Cartagena is a place to drop all sightseeing routines. Instead, just stroll through the old town day and night. Soak up the sensual atmosphere, pausing to ward off the brutal heat and humidity in one of the city’s many open-air cafes.
Cartagena was founded in 1533 by Pedro de Heredia on the site of the Carib settlement of Calamari. It quickly grew into a rich town, but in 1552 an extensive fire destroyed a large number of its wooden buildings. Since that time, only stone, brick and tile have been permitted as building materials.
Within a short time the town blossomed into the main Spanish port on the Caribbean coast and the major northern gateway to South America. It came to be the storehouse for the treasure plundered from the local population until the galleons could ship it back to Spain. As such, it became a tempting target for all sorts of buccaneers operating on the Caribbean Sea.

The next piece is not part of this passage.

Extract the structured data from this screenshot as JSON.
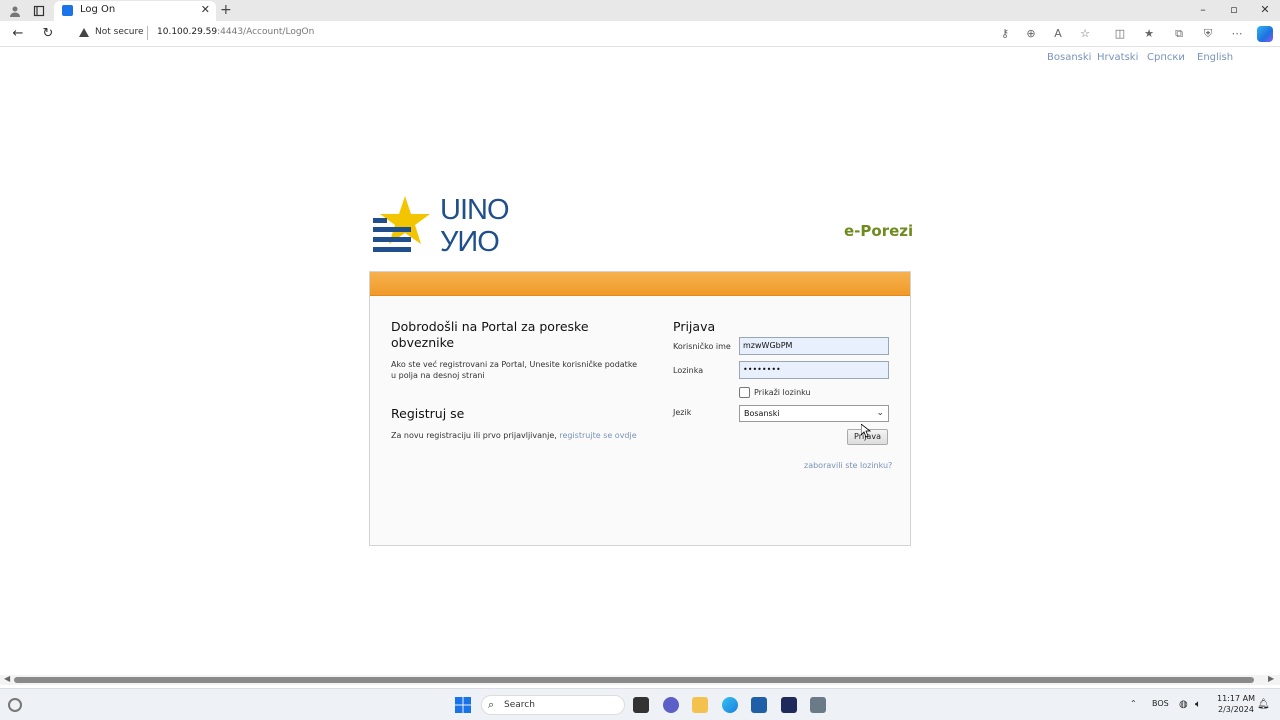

In the 16th century alone, Cartagena suffered five sieges by pirates, the most famous (or infamous) of which was led by Sir Francis Drake. He sacked the port in 1586 and ‘mercifully’ agreed not to level the town once he was presented with a huge ransom of 10 million pesos, which he shipped back to England.
It was in response to pirate attacks that the Spaniards built up a series of forts around the town, saving it from subsequent sieges. The indomitable spirit of the inhabitants was rekindled again at the time of the independence movement. Cartagena was one of the first towns to proclaim independence from Spain, early in 1810, which prompted Bogotá and other cities to do the same.
The declaration was signed on November 11, 1811, but the city paid dearly for it. In 1815 Spanish forces were sent to reconquer and ‘pacify’ the town and took it after a four-month siege. More than 6000 inhabitants died of starvation and disease.
In August 1819, Simón Bolívar’s troops defeated the Spaniardś, bringing freedom to Bogotá. However, Cartagena had to wait for liberation until October 1821, when the patriot forces eventually took the city by sea.